Heißprägen von Mikrostrukturen für Mikroenergiesysteme
Das Heißprägen wird als spezielles Pressverfahren vorwiegend zur Herstellung von Kunststoffbauteilen mit fein- und mikrostrukturierten Oberflächen eingesetzt. Es ist im Vergleich zu bestehenden Replikationstechnologien ein einfaches Verfahren mit wenigen Verarbeitungsparametern und Prozess- schritten. Zu den Vorteilen des Heißprägens gehören:

  • gute Formfüllung,
  • Verarbeitbarkeit dünner Substrate,
  • sehr kurze Fließwege und
  • geringe Formgebungsgeschwindigkeiten, die aus der variothermen Prozessführung resultieren.

Es lassen sich Strukturen mit hohen Aspektverhältnissen, homogener Füllung und mit geringen inneren Spannungen erstellen.
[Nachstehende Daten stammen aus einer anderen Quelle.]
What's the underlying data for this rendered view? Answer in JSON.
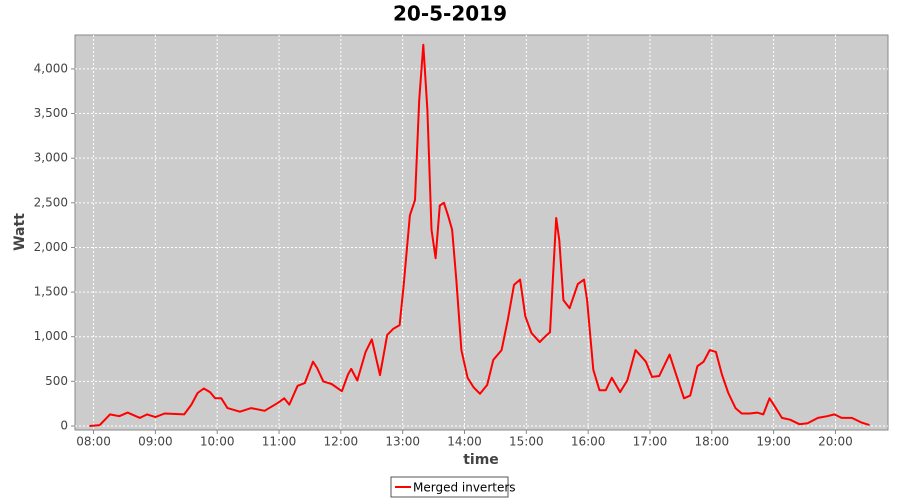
{
  "chart_data": {
    "type": "line",
    "title": "20-5-2019",
    "xlabel": "time",
    "ylabel": "Watt",
    "x": [
      "07:56",
      "08:06",
      "08:16",
      "08:25",
      "08:33",
      "08:45",
      "08:52",
      "09:00",
      "09:09",
      "09:28",
      "09:35",
      "09:41",
      "09:47",
      "09:53",
      "09:58",
      "10:04",
      "10:10",
      "10:22",
      "10:33",
      "10:46",
      "10:59",
      "11:05",
      "11:10",
      "11:18",
      "11:25",
      "11:33",
      "11:37",
      "11:43",
      "11:51",
      "12:01",
      "12:07",
      "12:10",
      "12:16",
      "12:24",
      "12:30",
      "12:38",
      "12:45",
      "12:51",
      "12:57",
      "13:01",
      "13:07",
      "13:12",
      "13:16",
      "13:20",
      "13:24",
      "13:28",
      "13:32",
      "13:36",
      "13:40",
      "13:44",
      "13:48",
      "13:52",
      "13:57",
      "14:03",
      "14:09",
      "14:15",
      "14:22",
      "14:28",
      "14:36",
      "14:42",
      "14:48",
      "14:54",
      "14:59",
      "15:05",
      "15:13",
      "15:19",
      "15:23",
      "15:29",
      "15:32",
      "15:36",
      "15:42",
      "15:50",
      "15:56",
      "15:59",
      "16:05",
      "16:11",
      "16:17",
      "16:23",
      "16:31",
      "16:38",
      "16:46",
      "16:56",
      "17:02",
      "17:09",
      "17:19",
      "17:25",
      "17:33",
      "17:39",
      "17:46",
      "17:52",
      "17:58",
      "18:04",
      "18:10",
      "18:16",
      "18:23",
      "18:29",
      "18:37",
      "18:44",
      "18:50",
      "18:56",
      "19:00",
      "19:08",
      "19:16",
      "19:25",
      "19:33",
      "19:43",
      "19:52",
      "19:59",
      "20:06",
      "20:16",
      "20:25",
      "20:33"
    ],
    "series": [
      {
        "name": "Merged inverters",
        "color": "#ff0000",
        "values": [
          0,
          10,
          130,
          110,
          150,
          90,
          130,
          100,
          140,
          130,
          240,
          370,
          420,
          380,
          310,
          310,
          200,
          160,
          200,
          170,
          260,
          310,
          240,
          450,
          480,
          720,
          650,
          500,
          470,
          390,
          580,
          640,
          510,
          830,
          970,
          570,
          1020,
          1090,
          1130,
          1580,
          2360,
          2530,
          3650,
          4270,
          3540,
          2200,
          1880,
          2470,
          2500,
          2360,
          2200,
          1640,
          850,
          540,
          430,
          360,
          460,
          740,
          850,
          1190,
          1580,
          1640,
          1230,
          1040,
          940,
          1010,
          1050,
          2330,
          2080,
          1410,
          1320,
          1590,
          1640,
          1410,
          630,
          400,
          400,
          540,
          380,
          510,
          850,
          720,
          550,
          560,
          800,
          590,
          310,
          340,
          670,
          720,
          850,
          830,
          570,
          370,
          200,
          140,
          140,
          150,
          130,
          310,
          240,
          90,
          70,
          20,
          30,
          90,
          110,
          130,
          90,
          90,
          40,
          10
        ]
      }
    ],
    "xlim": [
      "07:42",
      "20:51"
    ],
    "xticks": [
      "08:00",
      "09:00",
      "10:00",
      "11:00",
      "12:00",
      "13:00",
      "14:00",
      "15:00",
      "16:00",
      "17:00",
      "18:00",
      "19:00",
      "20:00"
    ],
    "ylim": [
      -45,
      4380
    ],
    "yticks": [
      0,
      500,
      {
        "value": 1000,
        "label": "1,000"
      },
      {
        "value": 1500,
        "label": "1,500"
      },
      {
        "value": 2000,
        "label": "2,000"
      },
      {
        "value": 2500,
        "label": "2,500"
      },
      {
        "value": 3000,
        "label": "3,000"
      },
      {
        "value": 3500,
        "label": "3,500"
      },
      {
        "value": 4000,
        "label": "4,000"
      }
    ],
    "grid": true,
    "legend": "bottom"
  }
}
Das unter Vakuum durchführbare Heißprägen eignet sich aufgrund der vergleichsweise geringen Werkzeugkosten besonders für die Fertigung von Prototypen und Kleinserien.
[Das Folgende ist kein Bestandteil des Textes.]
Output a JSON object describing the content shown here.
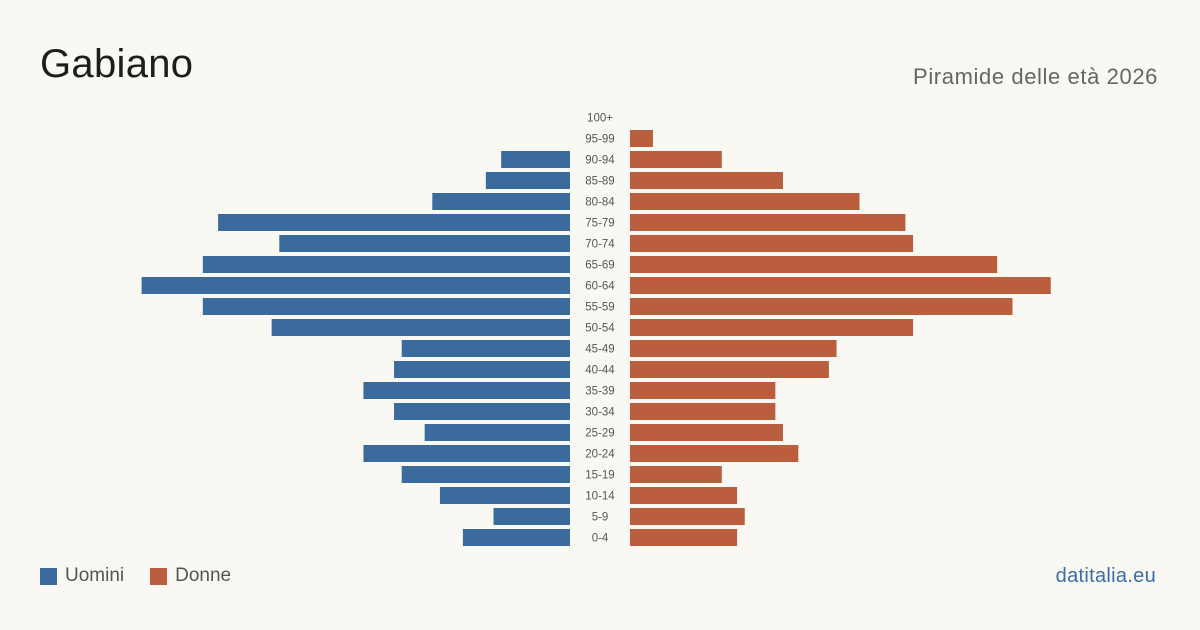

Zur Durchführung der Heißprägeversuche wurde ein Prägewerkzeug durch galvanische Abformung erzeugt. Die für Flow-Field-Strukturen erforderlichen stegartigen Konturen sind durch Längen von 400, Breiten von 50 und Höhen von 70 µm gekennzeichnet. Nach den gewonnenen Erkenntnissen wurde die Eignung des Heißprägens aufgrund der sehr guten Strukturausbildung für die Fertigung von Komponenten für Mikrobrennstoffzellen nachgewiesen.